Kamis, 29/01/2026
Kamis, 29/01/2026
Kamis, 29/01/2026

KORANKALTIM.COM - Diam-diam, WhatsApp sudah meluncurkan pembaruan keamanan besar-besaran dengan memperkenalkan mode “lockdown” baru.
Kumpulan fitur keamanan ini, yang secara kolektif disebut Strict Account Settings atau Pengaturan Akun Ketat dirancang untuk melindungi pengguna dari serangan siber canggih.
Setelah diaktifkan, fitur ini akan membatasi cara WhatsApp pemiliknya beroperasi dalam beberapa hal, termasuk memblokir lampiran dan media dari orang yang tidak dikenal.
Akun yang mengaktifkan mode penguncian akan secara otomatis membisukan semua panggilan masuk dari orang yang tidak ada dalam daftar kontak pengguna.
Selain mengubah cara pengguna lain dapat menghubungi kita, Pengaturan Akun Ketat juga akan mengubah cara akun terlihat oleh pengguna lain. Dengan pengaturan ini diaktifkan, WhatsApp akan membatasi siapa yang dapat menambahkan pengguna ke grup dan memblokir kontak yang tidak ada dalam daftar kontak untuk melihat foto profil, detail tentang dan status online.
Meta, perusahaan induk WhatsApp mengatakan fitur ini akan diluncurkan secara bertahap dalam beberapa pekan ke depan. Untungnya Meta meyakinkan kalau sebagian besar pengguna tidak akan pernah perlu mengaktifkan pengaturan baru ini.
“Kami terus menambahkan lapisan keamanan tambahan di WhatsApp. Bagi sebagian kecil pengguna seperti jurnalis atau tokoh publik yang mungkin memerlukan perlindungan ekstrem terhadap serangan siber yang canggih dan terarah, kami meluncurkan fitur baru bernama Strict Account Settings,” ujar Will Cathcart, Kepala WhatsApp di Meta melansir dari laman dailymail.co.uk Kamis (29/1/2026) hari ini.
Meskipun WhatsApp menyediakan enkripsi end-to-end secara default, artinya hanya penerima yang dapat membaca pesan, keamanan tersebut tidak cukup bagi beberapa individu. Jenis malware yang 'jarang dan canggih' tertentu dapat disembunyikan di dalam jenis file yang tampak tidak berbahaya seperti gambar, video dan PDF.
File-file ini akan terlihat normal bagi penerima, tetapi secara rahasia mengandung kode yang menginfeksi perangkat target untuk mencuri informasi atau menginstal perangkat lunak pelacak.

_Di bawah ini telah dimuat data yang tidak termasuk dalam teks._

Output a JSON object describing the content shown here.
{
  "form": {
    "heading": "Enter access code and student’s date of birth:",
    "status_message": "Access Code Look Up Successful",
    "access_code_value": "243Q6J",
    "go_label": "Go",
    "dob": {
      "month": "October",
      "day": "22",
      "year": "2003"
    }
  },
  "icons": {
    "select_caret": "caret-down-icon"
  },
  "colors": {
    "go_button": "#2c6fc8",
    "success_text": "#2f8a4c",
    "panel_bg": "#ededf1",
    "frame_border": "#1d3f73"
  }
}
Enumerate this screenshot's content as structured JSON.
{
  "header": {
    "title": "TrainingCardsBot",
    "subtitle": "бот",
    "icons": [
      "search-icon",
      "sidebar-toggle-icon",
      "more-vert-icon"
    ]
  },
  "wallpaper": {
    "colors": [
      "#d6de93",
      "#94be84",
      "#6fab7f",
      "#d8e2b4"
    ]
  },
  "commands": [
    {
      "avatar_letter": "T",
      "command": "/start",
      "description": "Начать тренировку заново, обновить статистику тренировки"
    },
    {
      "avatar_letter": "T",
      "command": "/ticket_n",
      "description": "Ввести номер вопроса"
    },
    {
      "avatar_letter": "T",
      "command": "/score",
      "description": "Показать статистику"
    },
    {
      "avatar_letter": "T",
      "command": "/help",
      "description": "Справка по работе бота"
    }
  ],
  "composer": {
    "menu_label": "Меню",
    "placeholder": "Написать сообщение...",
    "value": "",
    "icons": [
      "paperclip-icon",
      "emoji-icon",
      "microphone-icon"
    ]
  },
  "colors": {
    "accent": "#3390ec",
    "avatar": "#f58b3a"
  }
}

Pengaturan Akun Ketat dirancang sebagai langkah khusus untuk melawan serangan semacam ini dengan mencegah pengguna berisiko tinggi menerima pesan mencurigakan sejak awal.
Penggunaan paling terkenal dari serangan canggih semacam ini adalah malware Pegasus, yang dikembangkan oleh perusahaan senjata siber Israel NSO Group dan dilisensikan kepada pemerintah di seluruh dunia.
Malware ini dirancang untuk menginfeksi perangkat menggunakan metode tanpa klik, memanfaatkan kerentanan keamanan yang belum diperbaiki dalam sistem operasi ponsel.
Perangkat lunak tersebut dapat dipasang di ponsel dengan cara menelepon perangkat tersebut atau mengirim pesan kepadanya, bahkan jika pengguna tidak pernah menjawab panggilan atau membuka file yang terlampir.
Setelah terinfeksi, perangkat tersebut diubah menjadi sistem pemantauan, merekam melalui kamera, mendengarkan melalui mikrofon, dan membagikan lokasi tepat pengguna.
Mengingat mode lockdown membatasi fungsi akun pengguna secara signifikan, Meta menyarankan agar pengguna sebaiknya tidak menggunakannya.
Kalau merasa membutuhkan perlindungan ekstrem dari kampanye spyware canggih, pengguna dapat mengaktifkan mode lockdown dengan beberapa langkah sederhana.
Buka aplikasi WhatsApp Anda, masuk ke pengaturan, pilih tab Privasi dan navigasi ke bagian Lanjutan, dimana pengguna akan menemukan opsi untuk mengaktifkan Pengaturan Akun Ketat.